(Representation of Wisdom (1635): “Sapiens Dominabitur Astris”. Free text translation: “Who acquires wisdom will master the stars.”)
If philosophy has a long history, it is necessary to distinguish the practice of philosophy from the simple study of past doctrines. Sometimes attenuated or even erased, this distinction is crucial. Many thinkers appeal to the earlier philosophies to support, inspire, or criticize them: there is an appeal to history and a common cultural background, but it does not make from philosophy a historical discipline. Philosophical practice is not merely a gloss on the philosophy of preceding epochs, so it must be distinguished from the history of philosophy.

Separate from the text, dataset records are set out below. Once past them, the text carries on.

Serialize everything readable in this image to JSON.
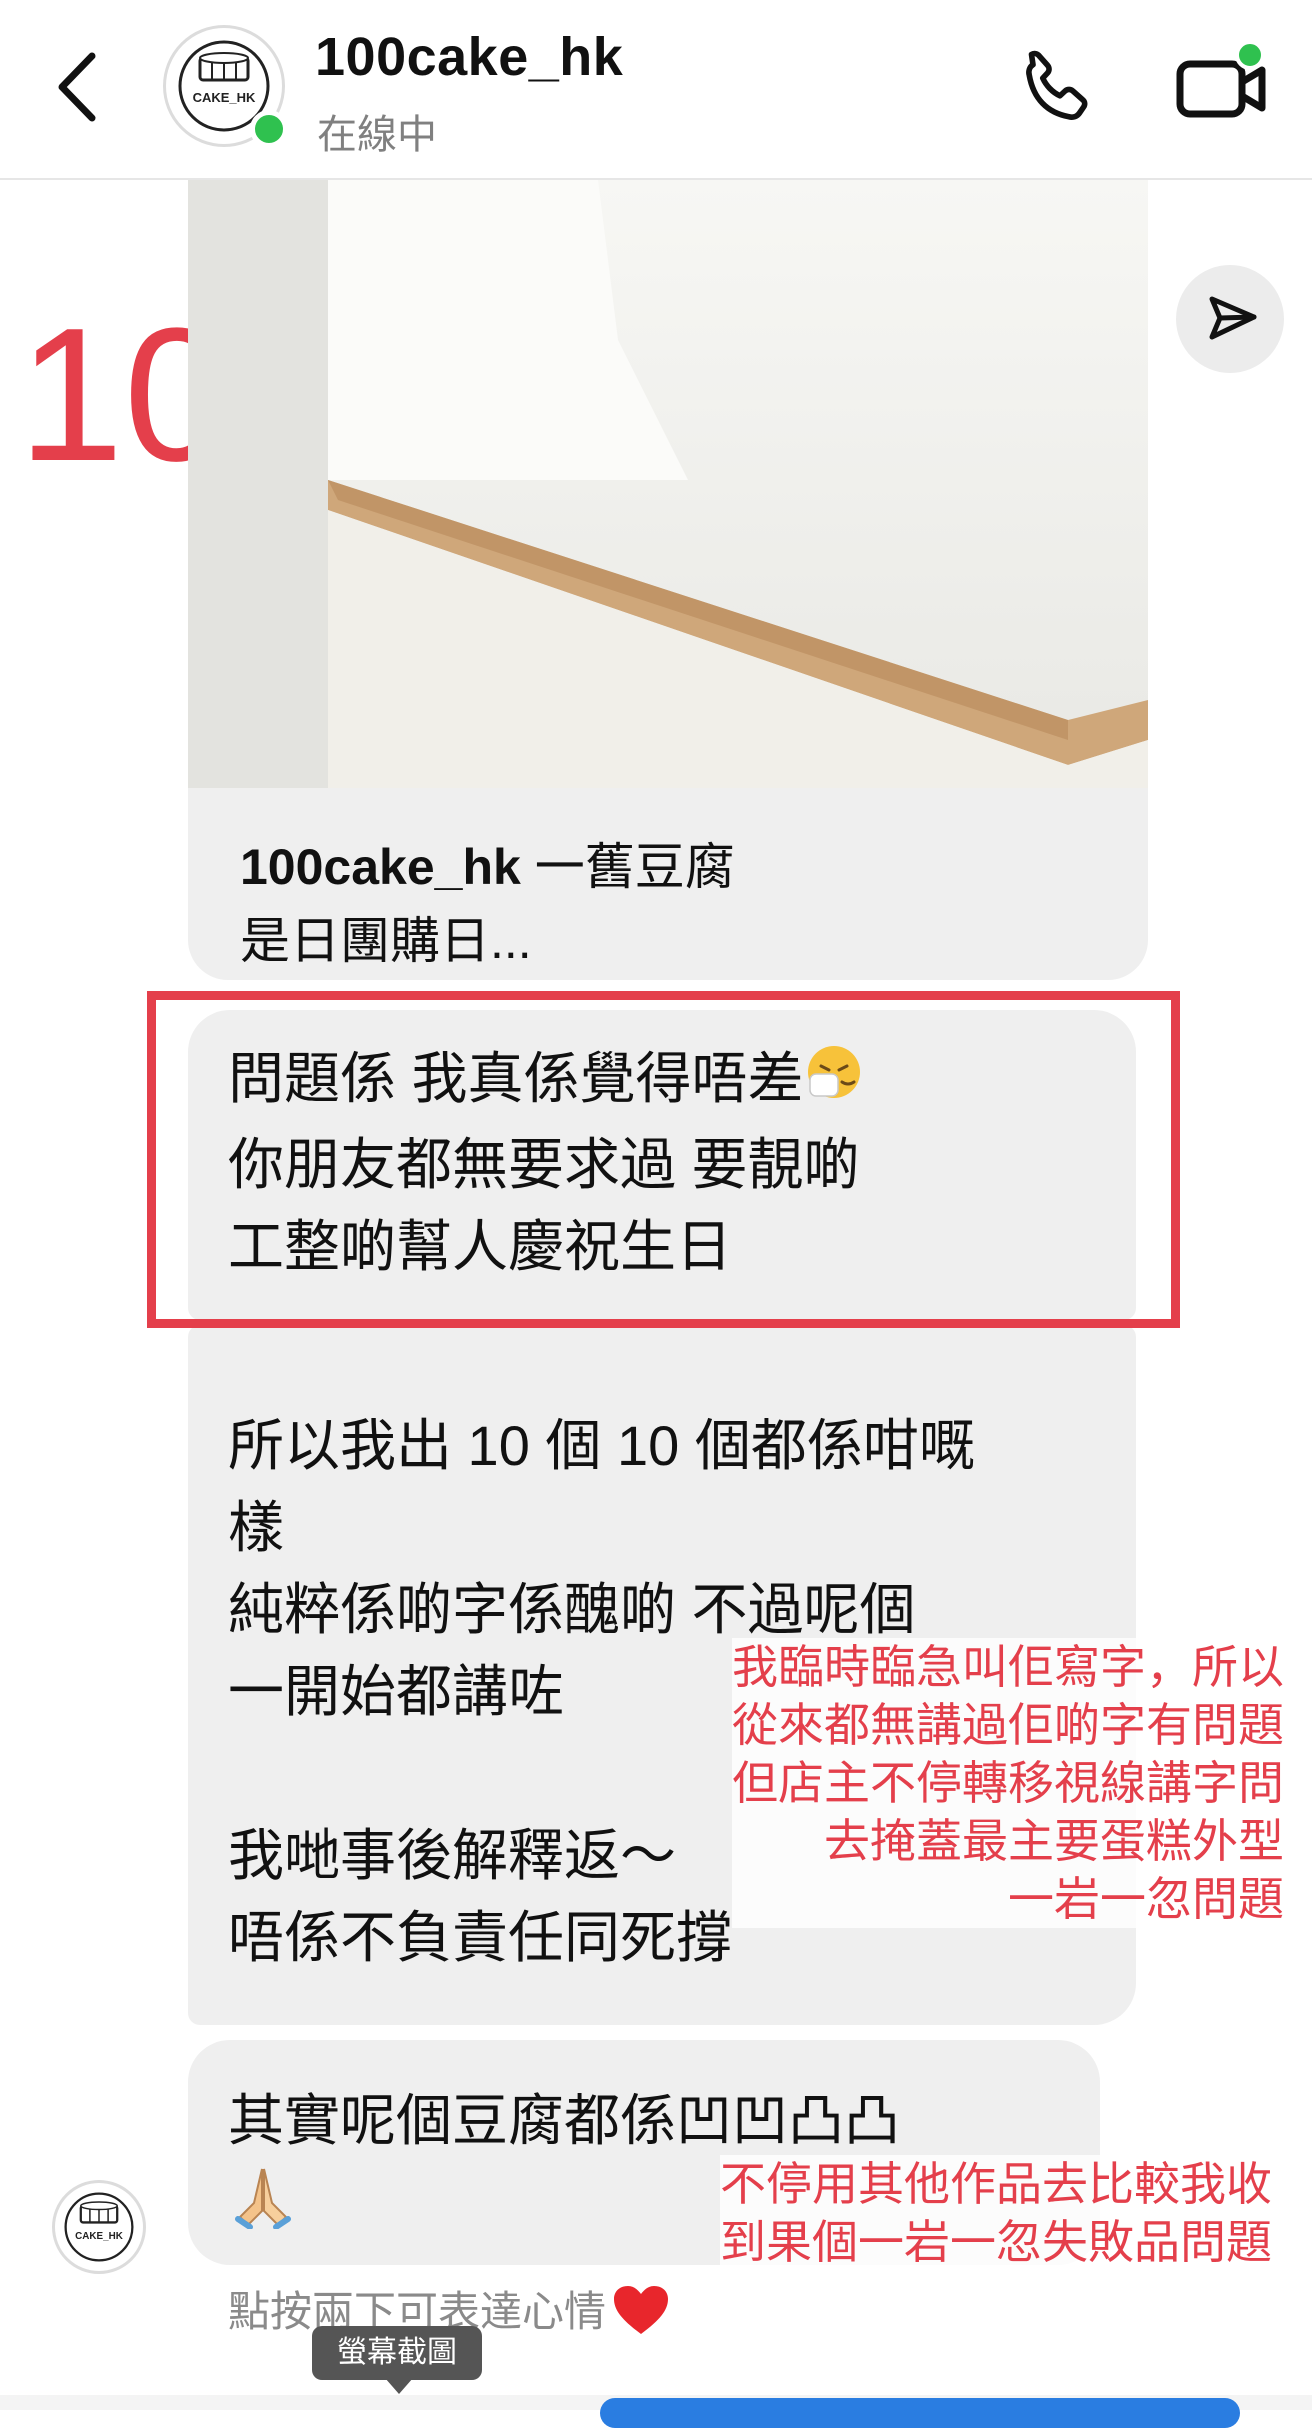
{
  "header": {
    "username": "100cake_hk",
    "status": "在線中",
    "avatar_text": "CAKE_HK",
    "icons": [
      "back-arrow-icon",
      "phone-icon",
      "video-call-icon"
    ]
  },
  "annotation_number": "10",
  "shared_post": {
    "caption_user": "100cake_hk",
    "caption_text": " 一舊豆腐",
    "caption_line2": "是日團購日..."
  },
  "messages": {
    "bubble1": [
      "問題係 我真係覺得唔差",
      "你朋友都無要求過 要靚啲",
      "工整啲幫人慶祝生日"
    ],
    "bubble2": [
      "所以我出 10 個 10 個都係咁嘅",
      "樣",
      "純粹係啲字係醜啲 不過呢個",
      "一開始都講咗",
      "我哋事後解釋返～",
      "唔係不負責任同死撐"
    ],
    "bubble3": [
      "其實呢個豆腐都係凹凹凸凸"
    ]
  },
  "notes": {
    "note1": [
      "我臨時臨急叫佢寫字，所以",
      "從來都無講過佢啲字有問題",
      "但店主不停轉移視線講字問",
      "去掩蓋最主要蛋糕外型",
      "一岩一忽問題"
    ],
    "note2": [
      "不停用其他作品去比較我收",
      "到果個一岩一忽失敗品問題"
    ]
  },
  "reaction_hint": "點按兩下可表達心情",
  "screenshot_tip": "螢幕截圖",
  "colors": {
    "accent_red": "#e43f4b",
    "online_green": "#2fc14f",
    "bubble_gray": "#efefef"
  }
}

The history of philosophy consists in attempting to reconstruct, to understand, to interpret, even to criticize, the positions and theses of thinkers such as Plato, Thomas Aquinas, Hegel, etc. It is less a matter of evaluating the philosophical relevance or the current interest of these philosophers than of knowing what they really said, and of restoring their thoughts in their contexts of appearance. This work of study also deals with philosophical currents (ancient skepticism, neo-nantism), or questions debated in history (the dualism of the soul and the body, the quarrel of the universals) belonging also to the history of philosophy.
Philosophy, taken as an activity, aims to study and answer questions related to a problem, an area or branch of philosophy. It goes without saying that this practice constantly leads to referring to the earlier philosophers, but the relation to history here is different from that which the historian of philosophy would have. In such a case, the philosopher does not aim at knowing what he has thought; he seeks to reinstate this thought in his personal argumentation; he is instrumentalizing the preceding philosophies in order to justify his thought and to reveal his own point of view. The essence of this practice is to answer problems, to ask questions, if necessary using the history of philosophy.